Overall I feel like the narrative here simply needs to be tighter. What’s it about? A trickster? A pandemic? An evil research facility? Latent superpowers? Grief? Anxiety? Romance? Jealousy? Being gay in a small town?


All of the above, as it turns out, and I humbly suggest that the story has trouble finding a focus in that smorgasbord of topics.


I know from his other work that Robertson is a skilled and astute writer. I also know that many readers quite enjoyed and can recommend Strangers, as well as its two sequels. So go ahead and check it out for yourself. Then let me know how you say the coyote’s name in your head. To me, it rhymes with “cock," and that is very very distracting.



Ian McEwan, Amsterdam


I have a terrible confession to make. Sometimes, i just don’t want to work at all to understand a book. I just want to consume it without thinking. By the last week of February I was ready for an easy read by a skilled writer. Amsterdam is definitely that kind of book.

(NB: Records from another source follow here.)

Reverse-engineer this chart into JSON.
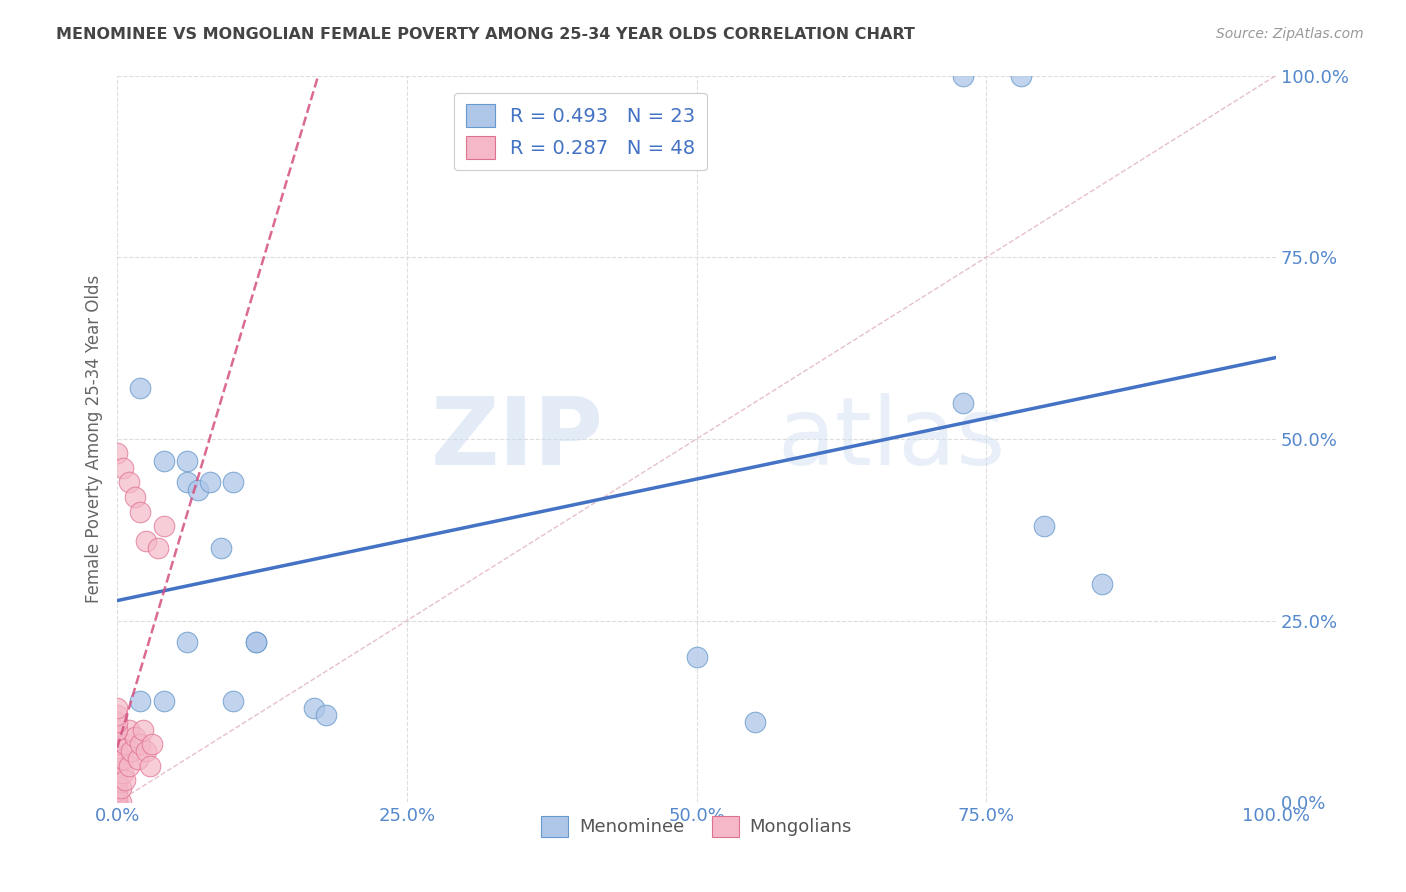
{
  "title": "MENOMINEE VS MONGOLIAN FEMALE POVERTY AMONG 25-34 YEAR OLDS CORRELATION CHART",
  "source": "Source: ZipAtlas.com",
  "ylabel": "Female Poverty Among 25-34 Year Olds",
  "xlim": [
    0.0,
    1.0
  ],
  "ylim": [
    0.0,
    1.0
  ],
  "xticks": [
    0.0,
    0.25,
    0.5,
    0.75,
    1.0
  ],
  "xticklabels": [
    "0.0%",
    "25.0%",
    "50.0%",
    "75.0%",
    "100.0%"
  ],
  "yticks": [
    0.0,
    0.25,
    0.5,
    0.75,
    1.0
  ],
  "yticklabels": [
    "0.0%",
    "25.0%",
    "50.0%",
    "75.0%",
    "100.0%"
  ],
  "menominee_color": "#aec6e8",
  "mongolian_color": "#f4b8c8",
  "menominee_edge": "#6699cc",
  "mongolian_edge": "#e07090",
  "menominee_R": 0.493,
  "menominee_N": 23,
  "mongolian_R": 0.287,
  "mongolian_N": 48,
  "trend_blue": "#4472c4",
  "trend_pink": "#d45080",
  "diagonal_color": "#e0b0c0",
  "watermark_zip": "ZIP",
  "watermark_atlas": "atlas",
  "legend_label_1": "Menominee",
  "legend_label_2": "Mongolians",
  "background_color": "#ffffff",
  "grid_color": "#dddddd",
  "axis_tick_color": "#5588cc",
  "title_color": "#444444",
  "source_color": "#999999"
}
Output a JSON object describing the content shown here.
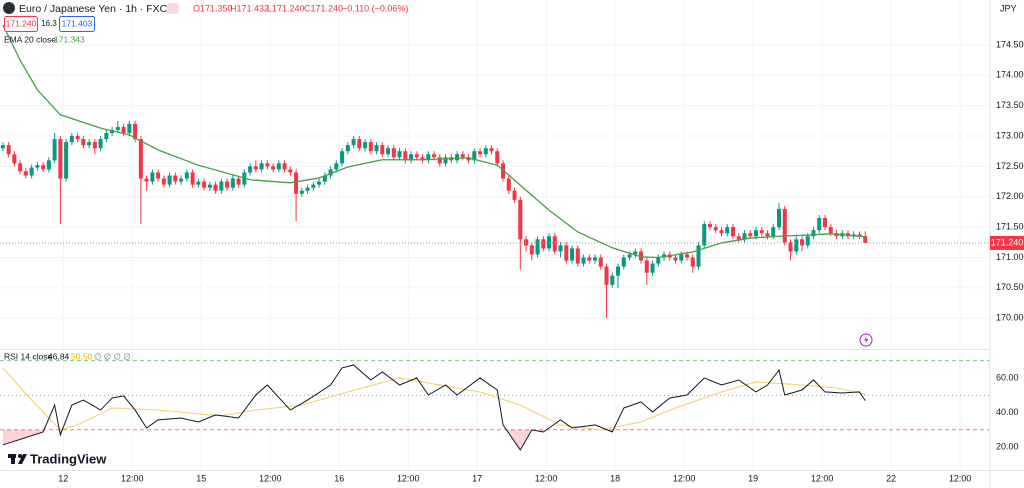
{
  "watermark": "TradingView",
  "chart_data": [
    {
      "type": "candlestick",
      "title": "Euro / Japanese Yen · 1h · FXCM",
      "bid": "171.240",
      "spread": "16.3",
      "ask": "171.403",
      "ohlc_labels": [
        "O171.350",
        "H171.432",
        "L171.240",
        "C171.240"
      ],
      "change_label": "−0.110 (−0.06%)",
      "currency": "JPY",
      "up_color": "#089981",
      "down_color": "#f23645",
      "open": [
        172.8,
        172.85,
        172.7,
        172.55,
        172.42,
        172.35,
        172.48,
        172.52,
        172.45,
        172.6,
        172.95,
        172.3,
        172.9,
        173.0,
        172.95,
        172.85,
        172.9,
        172.8,
        172.95,
        173.05,
        173.1,
        173.15,
        173.05,
        173.2,
        172.95,
        172.3,
        172.25,
        172.4,
        172.3,
        172.2,
        172.35,
        172.25,
        172.3,
        172.4,
        172.2,
        172.25,
        172.15,
        172.2,
        172.1,
        172.25,
        172.15,
        172.3,
        172.2,
        172.4,
        172.5,
        172.45,
        172.55,
        172.5,
        172.45,
        172.55,
        172.45,
        172.4,
        172.05,
        172.1,
        172.15,
        172.2,
        172.25,
        172.35,
        172.45,
        172.55,
        172.75,
        172.85,
        172.95,
        172.8,
        172.9,
        172.75,
        172.85,
        172.7,
        172.8,
        172.65,
        172.75,
        172.6,
        172.7,
        172.65,
        172.6,
        172.7,
        172.65,
        172.55,
        172.65,
        172.6,
        172.7,
        172.65,
        172.6,
        172.75,
        172.7,
        172.8,
        172.75,
        172.55,
        172.3,
        172.1,
        171.95,
        171.3,
        171.2,
        171.05,
        171.3,
        171.15,
        171.35,
        171.1,
        171.2,
        170.95,
        171.15,
        170.9,
        171.0,
        170.95,
        171.0,
        170.85,
        170.55,
        170.7,
        170.85,
        171.0,
        171.05,
        171.1,
        170.95,
        170.75,
        170.9,
        171.0,
        171.05,
        171.0,
        170.95,
        171.05,
        171.0,
        170.85,
        171.2,
        171.55,
        171.5,
        171.45,
        171.4,
        171.5,
        171.35,
        171.3,
        171.4,
        171.35,
        171.45,
        171.4,
        171.35,
        171.5,
        171.8,
        171.25,
        171.1,
        171.3,
        171.2,
        171.35,
        171.45,
        171.65,
        171.5,
        171.4,
        171.35,
        171.4,
        171.35,
        171.38,
        171.35
      ],
      "high": [
        172.9,
        172.9,
        172.75,
        172.6,
        172.47,
        172.53,
        172.57,
        172.57,
        172.65,
        173.05,
        173.0,
        172.95,
        173.05,
        173.05,
        173.0,
        172.95,
        172.95,
        173.0,
        173.1,
        173.15,
        173.25,
        173.2,
        173.25,
        173.25,
        173.0,
        172.35,
        172.45,
        172.45,
        172.35,
        172.4,
        172.4,
        172.35,
        172.45,
        172.45,
        172.3,
        172.3,
        172.25,
        172.25,
        172.3,
        172.3,
        172.35,
        172.35,
        172.45,
        172.55,
        172.6,
        172.6,
        172.6,
        172.55,
        172.6,
        172.6,
        172.5,
        172.45,
        172.15,
        172.2,
        172.25,
        172.3,
        172.4,
        172.5,
        172.6,
        172.8,
        172.9,
        173.0,
        173.0,
        172.95,
        172.95,
        172.9,
        172.9,
        172.85,
        172.85,
        172.8,
        172.8,
        172.75,
        172.75,
        172.7,
        172.75,
        172.75,
        172.7,
        172.7,
        172.7,
        172.75,
        172.75,
        172.7,
        172.8,
        172.8,
        172.85,
        172.85,
        172.8,
        172.6,
        172.35,
        172.15,
        172.0,
        171.35,
        171.25,
        171.35,
        171.35,
        171.4,
        171.4,
        171.25,
        171.25,
        171.2,
        171.2,
        171.05,
        171.05,
        171.05,
        171.05,
        170.9,
        170.75,
        170.9,
        171.05,
        171.1,
        171.15,
        171.15,
        171.0,
        170.95,
        171.05,
        171.1,
        171.1,
        171.05,
        171.1,
        171.1,
        171.05,
        171.25,
        171.6,
        171.6,
        171.55,
        171.5,
        171.55,
        171.55,
        171.4,
        171.45,
        171.45,
        171.5,
        171.5,
        171.45,
        171.55,
        171.9,
        171.85,
        171.3,
        171.35,
        171.35,
        171.4,
        171.5,
        171.7,
        171.7,
        171.55,
        171.45,
        171.45,
        171.45,
        171.43,
        171.43,
        171.432
      ],
      "low": [
        172.75,
        172.65,
        172.5,
        172.37,
        172.3,
        172.3,
        172.43,
        172.4,
        172.4,
        172.55,
        171.55,
        172.25,
        172.85,
        172.9,
        172.8,
        172.8,
        172.7,
        172.75,
        172.9,
        173.0,
        173.05,
        173.0,
        173.0,
        172.9,
        171.55,
        172.1,
        172.2,
        172.25,
        172.15,
        172.15,
        172.2,
        172.2,
        172.25,
        172.15,
        172.15,
        172.1,
        172.1,
        172.05,
        172.05,
        172.1,
        172.1,
        172.15,
        172.15,
        172.35,
        172.4,
        172.4,
        172.45,
        172.4,
        172.4,
        172.4,
        172.35,
        171.6,
        172.0,
        172.05,
        172.1,
        172.15,
        172.2,
        172.3,
        172.4,
        172.5,
        172.7,
        172.8,
        172.75,
        172.75,
        172.7,
        172.7,
        172.65,
        172.65,
        172.6,
        172.6,
        172.55,
        172.55,
        172.6,
        172.55,
        172.55,
        172.6,
        172.5,
        172.5,
        172.55,
        172.55,
        172.6,
        172.55,
        172.55,
        172.65,
        172.65,
        172.7,
        172.5,
        172.25,
        172.05,
        171.9,
        170.8,
        171.1,
        170.95,
        171.0,
        171.1,
        171.1,
        171.05,
        171.0,
        170.9,
        170.9,
        170.85,
        170.85,
        170.9,
        170.9,
        170.8,
        170.0,
        170.5,
        170.5,
        170.8,
        170.95,
        171.0,
        170.9,
        170.55,
        170.7,
        170.85,
        170.95,
        170.95,
        170.9,
        170.9,
        170.95,
        170.75,
        170.8,
        171.15,
        171.45,
        171.4,
        171.35,
        171.35,
        171.3,
        171.25,
        171.25,
        171.3,
        171.3,
        171.35,
        171.3,
        171.3,
        171.45,
        171.2,
        170.95,
        171.05,
        171.1,
        171.15,
        171.3,
        171.4,
        171.45,
        171.35,
        171.3,
        171.3,
        171.3,
        171.3,
        171.3,
        171.24
      ],
      "close": [
        172.85,
        172.7,
        172.55,
        172.42,
        172.35,
        172.48,
        172.52,
        172.45,
        172.6,
        172.95,
        172.3,
        172.9,
        173.0,
        172.95,
        172.85,
        172.9,
        172.8,
        172.95,
        173.05,
        173.1,
        173.15,
        173.05,
        173.2,
        172.95,
        172.3,
        172.25,
        172.4,
        172.3,
        172.2,
        172.35,
        172.25,
        172.3,
        172.4,
        172.2,
        172.25,
        172.15,
        172.2,
        172.1,
        172.25,
        172.15,
        172.3,
        172.2,
        172.4,
        172.5,
        172.45,
        172.55,
        172.5,
        172.45,
        172.55,
        172.45,
        172.4,
        172.05,
        172.1,
        172.15,
        172.2,
        172.25,
        172.35,
        172.45,
        172.55,
        172.75,
        172.85,
        172.95,
        172.8,
        172.9,
        172.75,
        172.85,
        172.7,
        172.8,
        172.65,
        172.75,
        172.6,
        172.7,
        172.65,
        172.6,
        172.7,
        172.65,
        172.55,
        172.65,
        172.6,
        172.7,
        172.65,
        172.6,
        172.75,
        172.7,
        172.8,
        172.75,
        172.55,
        172.3,
        172.1,
        171.95,
        171.3,
        171.2,
        171.05,
        171.3,
        171.15,
        171.35,
        171.1,
        171.2,
        170.95,
        171.15,
        170.9,
        171.0,
        170.95,
        171.0,
        170.85,
        170.55,
        170.7,
        170.85,
        171.0,
        171.05,
        171.1,
        170.95,
        170.75,
        170.9,
        171.0,
        171.05,
        171.0,
        170.95,
        171.05,
        171.0,
        170.85,
        171.2,
        171.55,
        171.5,
        171.45,
        171.4,
        171.5,
        171.35,
        171.3,
        171.4,
        171.35,
        171.45,
        171.4,
        171.35,
        171.5,
        171.8,
        171.25,
        171.1,
        171.3,
        171.2,
        171.35,
        171.45,
        171.65,
        171.5,
        171.4,
        171.35,
        171.4,
        171.35,
        171.38,
        171.35,
        171.24
      ],
      "series": [
        {
          "name": "EMA 20 close",
          "color": "#43a047",
          "value_label": "171.343",
          "x": [
            0,
            3,
            6,
            10,
            17,
            22,
            27,
            34,
            43,
            50,
            55,
            60,
            66,
            73,
            81,
            86,
            90,
            95,
            100,
            106,
            111,
            114,
            120,
            125,
            130,
            135,
            140,
            144,
            150
          ],
          "values": [
            174.83,
            174.25,
            173.76,
            173.35,
            173.13,
            173.02,
            172.77,
            172.52,
            172.28,
            172.23,
            172.31,
            172.49,
            172.61,
            172.61,
            172.64,
            172.52,
            172.19,
            171.78,
            171.42,
            171.16,
            171.01,
            171.0,
            171.09,
            171.24,
            171.32,
            171.35,
            171.37,
            171.39,
            171.343
          ]
        }
      ],
      "last_price": {
        "value": 171.24,
        "label": "171.240"
      },
      "xlim": [
        -0.5,
        171.7
      ],
      "xticks": [
        {
          "value": 10.5,
          "label": "12"
        },
        {
          "value": 22.5,
          "label": "12:00"
        },
        {
          "value": 34.5,
          "label": "15"
        },
        {
          "value": 46.5,
          "label": "12:00"
        },
        {
          "value": 58.5,
          "label": "16"
        },
        {
          "value": 70.5,
          "label": "12:00"
        },
        {
          "value": 82.5,
          "label": "17"
        },
        {
          "value": 94.5,
          "label": "12:00"
        },
        {
          "value": 106.5,
          "label": "18"
        },
        {
          "value": 118.5,
          "label": "12:00"
        },
        {
          "value": 130.5,
          "label": "19"
        },
        {
          "value": 142.5,
          "label": "12:00"
        },
        {
          "value": 154.5,
          "label": "22"
        },
        {
          "value": 166.5,
          "label": "12:00"
        }
      ],
      "ylim": [
        169.51,
        175.24
      ],
      "yticks": [
        {
          "value": 170,
          "label": "170.000"
        },
        {
          "value": 170.5,
          "label": "170.500"
        },
        {
          "value": 171,
          "label": "171.000"
        },
        {
          "value": 171.5,
          "label": "171.500"
        },
        {
          "value": 172,
          "label": "172.000"
        },
        {
          "value": 172.5,
          "label": "172.500"
        },
        {
          "value": 173,
          "label": "173.000"
        },
        {
          "value": 173.5,
          "label": "173.500"
        },
        {
          "value": 174,
          "label": "174.000"
        },
        {
          "value": 174.5,
          "label": "174.500"
        }
      ],
      "grid": true
    },
    {
      "type": "line",
      "title": "RSI 14 close",
      "extra_label": "∅ ∅ ∅ ∅",
      "xlim": [
        -0.5,
        171.7
      ],
      "ylim": [
        6.7,
        75
      ],
      "yticks": [
        {
          "value": 20,
          "label": "20.00"
        },
        {
          "value": 40,
          "label": "40.00"
        },
        {
          "value": 60,
          "label": "60.00"
        }
      ],
      "bands": [
        70,
        50,
        30
      ],
      "series": [
        {
          "color": "#131722",
          "value_label": "46.84",
          "x": [
            0,
            7,
            9,
            10,
            12,
            14,
            17,
            19,
            21,
            23,
            25,
            27,
            31,
            34,
            37,
            41,
            44,
            46,
            50,
            53,
            57,
            59,
            61,
            64,
            66,
            69,
            72,
            74,
            77,
            79,
            83,
            86,
            87,
            90,
            92,
            94,
            97,
            99,
            103,
            106,
            108,
            111,
            113,
            116,
            119,
            122,
            125,
            128,
            131,
            133,
            135,
            136,
            139,
            141,
            143,
            146,
            149,
            150
          ],
          "values": [
            21.2,
            28.7,
            44.3,
            27.0,
            44.3,
            47.2,
            41.4,
            48.4,
            49.6,
            41.4,
            31.0,
            35.7,
            36.8,
            34.5,
            38.6,
            36.8,
            50.1,
            55.9,
            41.4,
            47.2,
            55.9,
            65.8,
            67.5,
            58.8,
            63.5,
            55.9,
            60.0,
            50.1,
            55.9,
            50.1,
            60.0,
            53.0,
            32.8,
            18.3,
            29.9,
            28.7,
            35.7,
            31.0,
            32.8,
            28.7,
            42.6,
            46.1,
            40.3,
            48.4,
            50.1,
            60.0,
            55.9,
            58.8,
            51.9,
            55.9,
            64.6,
            50.1,
            53.0,
            58.8,
            51.9,
            51.3,
            51.9,
            46.84
          ]
        },
        {
          "color": "#f2d675",
          "value_label": "50.50",
          "x": [
            0,
            5,
            10,
            13,
            19,
            27,
            38,
            44,
            52,
            60,
            69,
            76,
            83,
            90,
            97,
            104,
            111,
            117,
            125,
            131,
            139,
            145,
            150
          ],
          "values": [
            65.8,
            47.2,
            29.9,
            32.8,
            42.6,
            41.4,
            38.0,
            41.4,
            44.3,
            51.9,
            60.0,
            55.9,
            51.9,
            44.3,
            32.8,
            29.9,
            34.5,
            42.6,
            51.9,
            57.7,
            55.9,
            54.2,
            50.5
          ]
        }
      ]
    }
  ]
}
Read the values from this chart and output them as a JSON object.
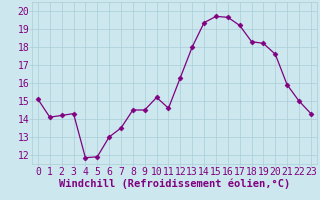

Published in 1998 (and it shows!) this is the story of three men who become reacquainted at the funeral of former lover Molly Lane. Vernon Halliday, a newspaper reporter, and Clive Linley, a composer, are good friends, who share a dislike for the third man Julian Garmony, right wing Foreign Secretary.


Each man has his struggle. Clive is desperately trying to finish a symphony in time for a celebration designed for its release, and scheduled to be held in Amsterdam. Vernon’s newspaper is in decline, and he is searching for an antidote to reduced readership. Garmony is interested in making a bid for his party’s leadership, but is not aware that Molly’s boudoir photos of him in full drag are about to be published by Vernon’s newspaper. Add in George, Molly’s husband, who I think masterminds the downfall of each of these assholes, and what you’ve got is an absorbing story of people behaving like jerks who ultimately get what they deserve.


It’s a rollicking, well-written tale that I cannot criticize in any way except to say that nobody really needs to get to know these guys.


You know whose story I want to hear? Molly’s! She sounds like a total badass and I have no idea why she’d sleep with such a collection of rich losers.